7. On Simplicity

Everyone knows that computers think in ones and zeros. Some people even think that programmers are busy just arranging ones and zeros in the right order.

But when you write code directly, it is easy to forget the incredible simplicity of the final result.

While implementing another feature on their favorite web framework, a programmer may start to think that they are writing code in a web framework, not in the programming language of said web framework.

When writing a simple program in your favorite programming language, you rarely keep in mind that the programming language itself is just another program written in another, simpler, low-level programming language.

And even that low-level language is written in a third language, and so on down to the bottom, to machine instructions, to ones and zeros, to physical signals and simple electricity of hardware.

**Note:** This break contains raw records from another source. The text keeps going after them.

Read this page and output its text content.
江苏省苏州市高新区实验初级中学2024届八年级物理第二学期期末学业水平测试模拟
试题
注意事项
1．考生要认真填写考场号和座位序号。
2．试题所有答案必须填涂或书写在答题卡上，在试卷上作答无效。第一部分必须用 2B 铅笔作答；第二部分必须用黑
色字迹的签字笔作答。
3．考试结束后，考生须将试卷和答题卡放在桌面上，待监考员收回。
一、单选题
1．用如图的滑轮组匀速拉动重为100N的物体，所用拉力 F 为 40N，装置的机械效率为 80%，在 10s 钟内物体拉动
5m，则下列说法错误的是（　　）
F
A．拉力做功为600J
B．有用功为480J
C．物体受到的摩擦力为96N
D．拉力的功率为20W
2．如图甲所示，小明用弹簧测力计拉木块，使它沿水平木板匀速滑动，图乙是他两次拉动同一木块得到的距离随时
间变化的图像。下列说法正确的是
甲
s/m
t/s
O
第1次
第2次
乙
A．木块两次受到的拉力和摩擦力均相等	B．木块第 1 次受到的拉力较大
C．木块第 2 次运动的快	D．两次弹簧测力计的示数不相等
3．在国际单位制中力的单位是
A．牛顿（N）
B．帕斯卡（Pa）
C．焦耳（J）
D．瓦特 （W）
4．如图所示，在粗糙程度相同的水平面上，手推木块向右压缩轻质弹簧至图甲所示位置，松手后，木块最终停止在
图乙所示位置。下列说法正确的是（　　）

A good programmer understands how many layers of abstraction his code goes through before it turns into physical processes in the hardware of the computer.

Armed with this understanding, a programmer, like the heroes of "Night Watch", is able to jump between all levels to get to the bottom of any problem.

Mentors opinion

The ability to compromise between simple and complex comes with experience. It becomes possible to implement complex things quite elegantly, relying on existing time-tested abstractions. Of course, sometimes it's also necessary to invent your own wheels: the main thing is to extract the maximum understanding of how the existing ones are arranged.

It is worth following the old UNIX philosophy of "do one thing and do it well". In the end, everything, no matter how magical it may seem, is a combination of simpler and more understandable things. A common mistake is either being too lazy to build a coherent and multilayered view of what these abstractions hide, or, on the contrary, not using their power.

In the beginning most programmers stick to an idea that the more complex, larger and more versatile the creation is, the cooler it is. Most of them hold on to this belief even later in their career.

Programmers with this belief start inventing and designing a system for millions of users, when all that was needed was to launch a new feature or test a service idea, not to make a new module to launch a rocket. Who needs a system for millions of users from the beginning?

Commercial programming is not an art, it is about the ability to come up with a very simple and workable solution for the task at hand. Making complex things simple, and then simplifying them further, that's what's really cool.